The missing piece in the AI data stack
In the past year, it has become clear that there are pervasive gaps in enabling enterprises to ingest and transform data, across a variety of formats, in a manner which is best suited for operation with/by LLMs. This gap is predicated on differentiation of these data pipelines compared to those within analytics workflows. This presents an opportunity for early stage startups in building a critical part of the AI data stack.
AI data pipelines look very different, in terms of input/output stream, from previous ones which transformed data from one structured format to another. There are opportunities in defining best practices for unstructured inputs/vector outputs in lineage, drift, versioning, etc.
The multimodal capabilities of Generative AI models have strong ramifications in extending what modalities can be included in an individual pipeline and indexed together in a data store. We made an investment earlier this year in Objective following similar reasoning that LLMs enable newfound capabilities in search indexing across modalities (image, text, video, audio, etc).

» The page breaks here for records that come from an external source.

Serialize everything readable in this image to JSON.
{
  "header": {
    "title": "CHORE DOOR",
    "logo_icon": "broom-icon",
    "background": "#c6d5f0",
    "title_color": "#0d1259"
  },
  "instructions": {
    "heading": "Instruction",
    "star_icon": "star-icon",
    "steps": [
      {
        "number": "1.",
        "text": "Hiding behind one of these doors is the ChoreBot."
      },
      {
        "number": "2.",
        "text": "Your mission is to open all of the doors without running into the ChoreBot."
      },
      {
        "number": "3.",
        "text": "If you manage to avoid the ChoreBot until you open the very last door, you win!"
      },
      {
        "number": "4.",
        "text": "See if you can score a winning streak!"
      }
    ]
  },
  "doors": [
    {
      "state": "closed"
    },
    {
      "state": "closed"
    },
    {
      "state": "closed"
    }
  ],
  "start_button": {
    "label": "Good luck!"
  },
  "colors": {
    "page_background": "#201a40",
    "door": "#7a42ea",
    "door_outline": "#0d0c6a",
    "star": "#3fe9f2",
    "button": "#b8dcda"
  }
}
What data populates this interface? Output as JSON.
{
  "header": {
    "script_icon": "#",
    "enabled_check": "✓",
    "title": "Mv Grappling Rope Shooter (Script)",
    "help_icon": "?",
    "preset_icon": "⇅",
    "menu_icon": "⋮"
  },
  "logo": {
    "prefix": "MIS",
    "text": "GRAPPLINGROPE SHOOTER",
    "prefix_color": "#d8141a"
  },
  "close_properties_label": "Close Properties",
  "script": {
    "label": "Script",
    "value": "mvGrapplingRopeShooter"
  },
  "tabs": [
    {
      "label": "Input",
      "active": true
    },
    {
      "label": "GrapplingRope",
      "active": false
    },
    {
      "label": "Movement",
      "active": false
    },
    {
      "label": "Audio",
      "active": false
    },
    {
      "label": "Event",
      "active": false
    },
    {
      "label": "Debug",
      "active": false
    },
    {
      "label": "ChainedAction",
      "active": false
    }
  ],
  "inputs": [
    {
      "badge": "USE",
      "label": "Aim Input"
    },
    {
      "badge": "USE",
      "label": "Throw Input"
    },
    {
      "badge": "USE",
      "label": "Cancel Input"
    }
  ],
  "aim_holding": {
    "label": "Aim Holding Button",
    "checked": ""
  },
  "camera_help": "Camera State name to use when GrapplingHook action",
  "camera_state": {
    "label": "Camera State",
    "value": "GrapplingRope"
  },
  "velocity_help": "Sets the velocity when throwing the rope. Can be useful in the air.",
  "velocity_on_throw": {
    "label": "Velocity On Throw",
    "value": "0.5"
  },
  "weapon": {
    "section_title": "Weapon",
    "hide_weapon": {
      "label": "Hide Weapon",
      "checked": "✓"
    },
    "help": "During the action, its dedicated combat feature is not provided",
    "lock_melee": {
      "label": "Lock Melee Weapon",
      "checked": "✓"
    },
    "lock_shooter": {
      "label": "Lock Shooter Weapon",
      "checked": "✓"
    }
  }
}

The use of LLMs both in the indexing and generation within data stores leads to a number of challenges and opportunities. A range of composable transforms based on varying prompts, chain of thought reasoning, and across a range of models provides new capabilities but also requires strong, extensible tooling in order to produce/evaluate the best outputs in an ETL pipeline.
We believe that new offerings will emerge, both from cloud service providers and early-stage startups, to bridge this gap and enable any data to be operable/transformable for use with LLMs.